If the details of notification or attached documents are incomplete or misleading, the KFTC may request the party to supplement or correct the information or materials. In such a case, the review period will be suspended until all the sufficient information is submitted.
In addition, for misleading information, the KFTC may impose an administrative fine of up to KRW 100 million.
Can the authority’s decision be appealed to a court? In particular, can third parties who are not involved in the transaction appeal the decision?
Any party subject to the KFTC decision can file an appeal with the Seoul High Court within 30 days of receiving the decision being challenged if dissatisfied with the KFTC decision. If the party is dissatisfied with the result of the Seoul High Court’s decision, the party can file an appeal to the Supreme Court.
What are the recent trends in the approach of the relevant authority to enforcement, procedure and substantive assessment?
The South Korean economy is highly dependent on innovation-based industries such as semiconductors and information technology (IT) devices, however, there are no specific criteria with regards to such so-called dynamic anticompetitive effects caused by M&A in innovation-based industries. Therefore, in February 2019, the KFTC revised its Guidelines for M&A Review in order to enhance the predictability of companies propelling M&A, while at the same time so that the KFTC could conduct reviews on innovation-based industrial M&A more effectively.
The revised Guidelines includes the provision of:
- the definition of “information assets”;
- the standards for defining the relevant market and assessing anticompetitive effects in reviewing M&A in innovation-based industries;
- the standards for calculating the degree of market concentration in innovation markets; and
- factors for consideration in reviewing M&A on information assets.
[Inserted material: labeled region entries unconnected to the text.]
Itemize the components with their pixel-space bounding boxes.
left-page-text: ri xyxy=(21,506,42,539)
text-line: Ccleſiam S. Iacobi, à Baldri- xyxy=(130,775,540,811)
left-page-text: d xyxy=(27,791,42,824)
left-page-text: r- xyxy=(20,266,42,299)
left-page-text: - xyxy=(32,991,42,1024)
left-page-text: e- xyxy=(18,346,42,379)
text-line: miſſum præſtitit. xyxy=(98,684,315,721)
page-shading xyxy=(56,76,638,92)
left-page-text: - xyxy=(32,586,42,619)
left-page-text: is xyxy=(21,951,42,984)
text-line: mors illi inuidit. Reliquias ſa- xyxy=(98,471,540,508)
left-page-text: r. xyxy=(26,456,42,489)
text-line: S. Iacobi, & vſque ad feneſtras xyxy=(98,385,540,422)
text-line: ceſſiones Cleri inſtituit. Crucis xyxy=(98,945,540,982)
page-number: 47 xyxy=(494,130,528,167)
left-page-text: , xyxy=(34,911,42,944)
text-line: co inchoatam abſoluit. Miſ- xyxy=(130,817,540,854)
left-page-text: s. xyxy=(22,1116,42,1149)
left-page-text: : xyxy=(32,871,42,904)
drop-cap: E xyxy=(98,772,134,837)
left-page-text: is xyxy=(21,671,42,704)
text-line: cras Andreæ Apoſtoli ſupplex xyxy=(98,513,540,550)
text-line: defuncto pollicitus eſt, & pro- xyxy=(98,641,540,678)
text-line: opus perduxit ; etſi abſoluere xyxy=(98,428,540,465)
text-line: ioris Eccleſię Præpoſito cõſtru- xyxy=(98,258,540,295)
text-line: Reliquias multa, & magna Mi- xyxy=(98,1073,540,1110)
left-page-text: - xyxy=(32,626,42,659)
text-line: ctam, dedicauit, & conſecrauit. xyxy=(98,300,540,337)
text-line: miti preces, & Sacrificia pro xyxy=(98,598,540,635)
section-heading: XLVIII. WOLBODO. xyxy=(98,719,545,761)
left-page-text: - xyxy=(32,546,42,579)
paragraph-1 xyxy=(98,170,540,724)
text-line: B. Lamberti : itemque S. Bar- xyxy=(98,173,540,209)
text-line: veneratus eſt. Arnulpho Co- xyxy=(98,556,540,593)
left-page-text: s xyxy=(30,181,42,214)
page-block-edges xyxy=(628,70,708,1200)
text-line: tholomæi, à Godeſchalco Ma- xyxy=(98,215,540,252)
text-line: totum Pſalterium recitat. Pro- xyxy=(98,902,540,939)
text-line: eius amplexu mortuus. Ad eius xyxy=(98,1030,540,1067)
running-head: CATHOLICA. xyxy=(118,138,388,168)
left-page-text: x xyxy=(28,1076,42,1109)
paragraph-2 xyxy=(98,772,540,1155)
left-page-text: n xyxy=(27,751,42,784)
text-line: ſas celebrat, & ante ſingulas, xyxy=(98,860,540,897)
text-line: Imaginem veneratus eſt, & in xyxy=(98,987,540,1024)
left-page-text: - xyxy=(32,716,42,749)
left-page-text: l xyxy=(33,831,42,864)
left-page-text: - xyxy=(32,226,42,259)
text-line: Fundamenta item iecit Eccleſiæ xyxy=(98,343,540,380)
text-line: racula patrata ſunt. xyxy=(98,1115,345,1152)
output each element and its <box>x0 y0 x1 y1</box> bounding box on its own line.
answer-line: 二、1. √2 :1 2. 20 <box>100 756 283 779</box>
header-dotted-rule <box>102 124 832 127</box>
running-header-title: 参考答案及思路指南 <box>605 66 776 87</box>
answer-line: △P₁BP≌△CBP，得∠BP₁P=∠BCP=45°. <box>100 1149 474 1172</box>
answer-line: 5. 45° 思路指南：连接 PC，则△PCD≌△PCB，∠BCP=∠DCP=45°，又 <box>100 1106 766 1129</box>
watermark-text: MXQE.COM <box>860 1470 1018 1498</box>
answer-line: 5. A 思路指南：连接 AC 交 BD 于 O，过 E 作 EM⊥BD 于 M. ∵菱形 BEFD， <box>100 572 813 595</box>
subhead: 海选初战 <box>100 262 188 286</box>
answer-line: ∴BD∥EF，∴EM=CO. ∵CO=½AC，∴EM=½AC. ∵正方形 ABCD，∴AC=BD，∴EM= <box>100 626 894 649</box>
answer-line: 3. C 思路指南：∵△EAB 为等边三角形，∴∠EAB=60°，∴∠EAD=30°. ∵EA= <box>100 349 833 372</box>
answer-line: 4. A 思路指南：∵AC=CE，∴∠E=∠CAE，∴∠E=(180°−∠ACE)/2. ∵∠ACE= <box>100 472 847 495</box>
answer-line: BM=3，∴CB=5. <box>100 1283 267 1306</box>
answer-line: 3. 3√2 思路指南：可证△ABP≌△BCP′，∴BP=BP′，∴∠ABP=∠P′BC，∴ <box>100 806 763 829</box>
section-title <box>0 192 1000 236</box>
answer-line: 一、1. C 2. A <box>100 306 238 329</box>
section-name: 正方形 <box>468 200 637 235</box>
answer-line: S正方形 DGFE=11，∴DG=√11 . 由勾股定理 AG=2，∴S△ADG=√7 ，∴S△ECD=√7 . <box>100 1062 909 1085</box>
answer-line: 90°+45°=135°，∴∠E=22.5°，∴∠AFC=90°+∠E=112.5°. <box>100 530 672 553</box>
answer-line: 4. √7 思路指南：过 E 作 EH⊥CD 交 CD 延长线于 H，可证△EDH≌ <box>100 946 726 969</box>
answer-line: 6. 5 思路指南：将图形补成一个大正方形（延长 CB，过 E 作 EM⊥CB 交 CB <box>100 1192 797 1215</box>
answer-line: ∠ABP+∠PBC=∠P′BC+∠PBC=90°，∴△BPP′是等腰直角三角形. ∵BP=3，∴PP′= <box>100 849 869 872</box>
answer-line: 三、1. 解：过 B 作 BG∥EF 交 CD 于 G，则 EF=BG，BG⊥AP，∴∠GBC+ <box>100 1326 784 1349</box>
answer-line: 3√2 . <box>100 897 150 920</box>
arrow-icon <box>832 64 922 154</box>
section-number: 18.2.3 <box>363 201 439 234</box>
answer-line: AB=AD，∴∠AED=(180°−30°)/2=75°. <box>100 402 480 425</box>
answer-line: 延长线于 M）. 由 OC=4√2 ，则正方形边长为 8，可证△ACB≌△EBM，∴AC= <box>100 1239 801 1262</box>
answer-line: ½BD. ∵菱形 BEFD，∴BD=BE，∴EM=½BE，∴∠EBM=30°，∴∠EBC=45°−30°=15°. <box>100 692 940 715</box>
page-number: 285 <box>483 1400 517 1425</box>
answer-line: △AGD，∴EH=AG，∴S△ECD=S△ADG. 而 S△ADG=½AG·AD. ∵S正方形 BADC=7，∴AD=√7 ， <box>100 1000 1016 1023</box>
Are there any future developments or planned reforms of the merger control regime in your jurisdiction?
The KFTC proposed an amendment to the MRFTA in late 2018. The proposed amendment is currently being reviewed by the National Assembly. The proposed amendment recommends:
- abolishing criminal penalties for anticompetitive business combinations; and
- imposing a notification obligation when a specific transaction amount (acquisition amount) is met, regardless of the current thresholds for total assets and annual turnover, in order to remedy the issue regarding big data companies, which entail important value in the Korean market regardless of their small size, being possibly excluded from review.
However, there is uncertainty whether the above proposed amendment will be passed by the National Assembly.